Plaintiffs asked the court to instruct the jury with BAJI 6.15, which defines emergency as: “[A]n unforeseen combination [of] circumstances creating a condition which ․ requires immediate care, treatment or surgery in order to protect a person's life or health.” The court declined to do so, noting that the instruction was just a definition which did not add anything to the case.
We agree. There was no witness at trial who disputed that Mr. Zannini was in a situation which “require[d] immediate care, treatment or surgery in order to protect a person's life or health.” This is a non-issue, perhaps implicitly acknowledged by plaintiffs who cite no points and authorities in support of their argument and fail to argue or establish prejudice.
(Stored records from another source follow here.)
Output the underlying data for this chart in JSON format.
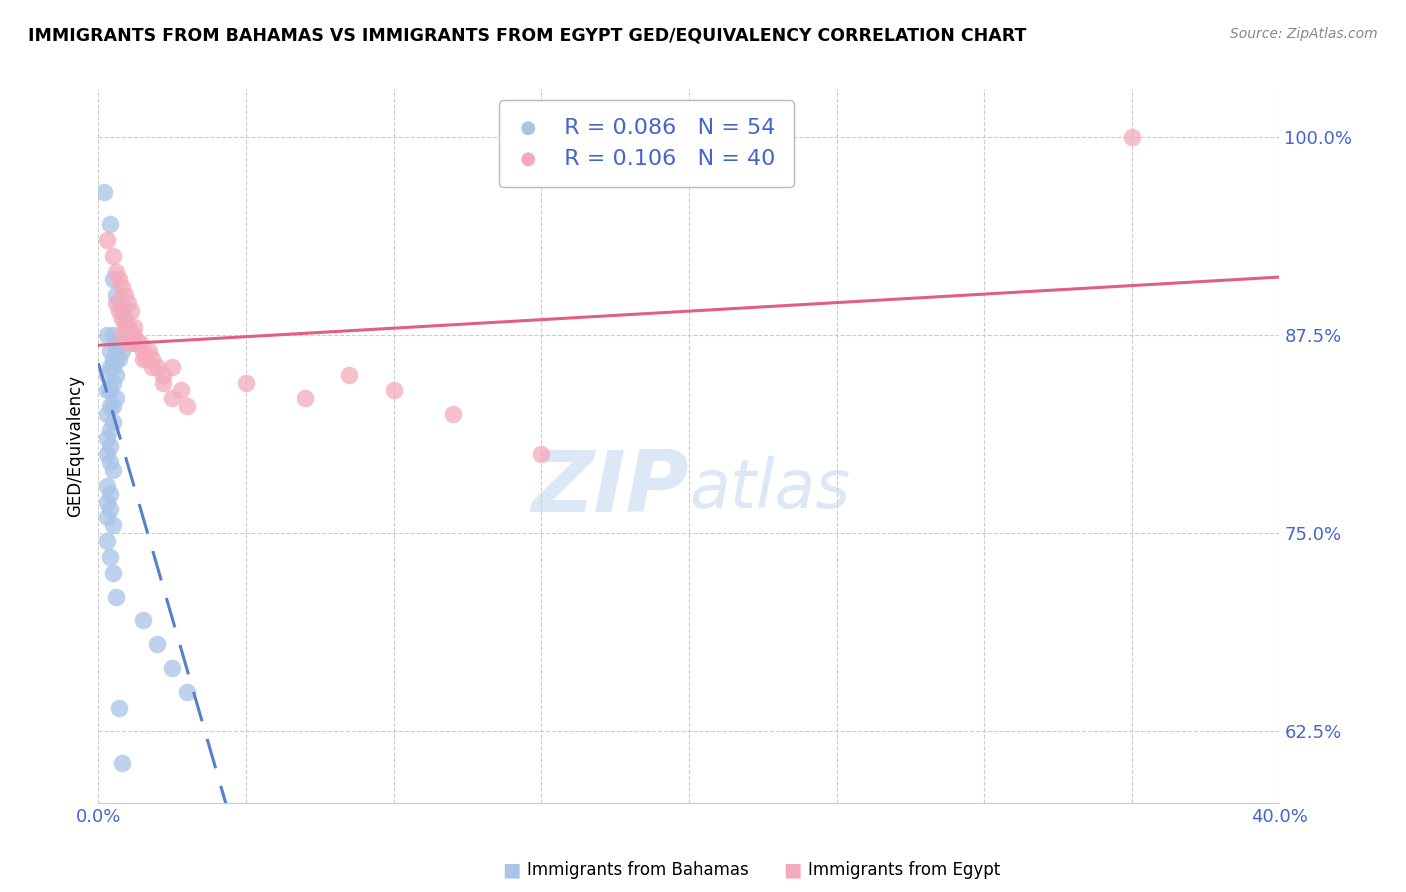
{
  "title": "IMMIGRANTS FROM BAHAMAS VS IMMIGRANTS FROM EGYPT GED/EQUIVALENCY CORRELATION CHART",
  "source": "Source: ZipAtlas.com",
  "ylabel": "GED/Equivalency",
  "yticks": [
    62.5,
    75.0,
    87.5,
    100.0
  ],
  "ytick_labels": [
    "62.5%",
    "75.0%",
    "87.5%",
    "100.0%"
  ],
  "xlim": [
    0.0,
    0.4
  ],
  "ylim": [
    58.0,
    103.0
  ],
  "legend_blue_r": "0.086",
  "legend_blue_n": "54",
  "legend_pink_r": "0.106",
  "legend_pink_n": "40",
  "blue_color": "#A8C4E8",
  "pink_color": "#F4AABB",
  "blue_line_color": "#5580CC",
  "pink_line_color": "#E06080",
  "axis_label_color": "#4466CC",
  "grid_color": "#CCCCCC",
  "watermark_text": "ZIPatlas",
  "watermark_color": "#DCE8F5",
  "bahamas_x": [
    0.002,
    0.004,
    0.005,
    0.006,
    0.007,
    0.008,
    0.009,
    0.01,
    0.011,
    0.012,
    0.003,
    0.005,
    0.006,
    0.007,
    0.008,
    0.004,
    0.006,
    0.005,
    0.007,
    0.006,
    0.004,
    0.005,
    0.003,
    0.006,
    0.005,
    0.004,
    0.003,
    0.006,
    0.005,
    0.004,
    0.003,
    0.005,
    0.004,
    0.003,
    0.004,
    0.003,
    0.004,
    0.005,
    0.003,
    0.004,
    0.003,
    0.004,
    0.003,
    0.005,
    0.003,
    0.004,
    0.005,
    0.006,
    0.015,
    0.02,
    0.025,
    0.03,
    0.007,
    0.008
  ],
  "bahamas_y": [
    96.5,
    94.5,
    91.0,
    90.0,
    89.5,
    89.0,
    88.5,
    88.0,
    87.5,
    87.0,
    87.5,
    87.5,
    87.0,
    87.0,
    86.5,
    86.5,
    86.5,
    86.0,
    86.0,
    86.0,
    85.5,
    85.5,
    85.0,
    85.0,
    84.5,
    84.0,
    84.0,
    83.5,
    83.0,
    83.0,
    82.5,
    82.0,
    81.5,
    81.0,
    80.5,
    80.0,
    79.5,
    79.0,
    78.0,
    77.5,
    77.0,
    76.5,
    76.0,
    75.5,
    74.5,
    73.5,
    72.5,
    71.0,
    69.5,
    68.0,
    66.5,
    65.0,
    64.0,
    60.5
  ],
  "egypt_x": [
    0.003,
    0.005,
    0.006,
    0.007,
    0.008,
    0.009,
    0.01,
    0.011,
    0.006,
    0.007,
    0.008,
    0.009,
    0.01,
    0.011,
    0.012,
    0.013,
    0.014,
    0.015,
    0.016,
    0.017,
    0.018,
    0.02,
    0.022,
    0.025,
    0.028,
    0.012,
    0.01,
    0.008,
    0.015,
    0.018,
    0.022,
    0.025,
    0.03,
    0.05,
    0.07,
    0.085,
    0.1,
    0.12,
    0.15,
    0.35
  ],
  "egypt_y": [
    93.5,
    92.5,
    91.5,
    91.0,
    90.5,
    90.0,
    89.5,
    89.0,
    89.5,
    89.0,
    88.5,
    88.0,
    88.0,
    87.5,
    87.5,
    87.0,
    87.0,
    86.5,
    86.0,
    86.5,
    86.0,
    85.5,
    85.0,
    85.5,
    84.0,
    88.0,
    87.0,
    87.5,
    86.0,
    85.5,
    84.5,
    83.5,
    83.0,
    84.5,
    83.5,
    85.0,
    84.0,
    82.5,
    80.0,
    100.0
  ]
}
The judgment is affirmed. Costs are awarded to respondent Mark A. Liker, M.D.
1. In addition to arguing that Dr. Liker had actually assumed responsibility for Mr. Zannini's care and then abandoned him, plaintiffs argued alternatively that because Dr. Liker had a pre-existing relationship with the patient, the standard of care required him to assume responsibility for Mr. Zannini's care and to remain at the hospital until another physician physically arrived to take over. The jury found no negligence and the evidence in support of the jury's verdict is not challenged on appeal.
STRATTON, J. FN* Judge of the San Diego Superior Court, assigned by the Chief Justice pursuant to article VI, section 6 of the California Constitution.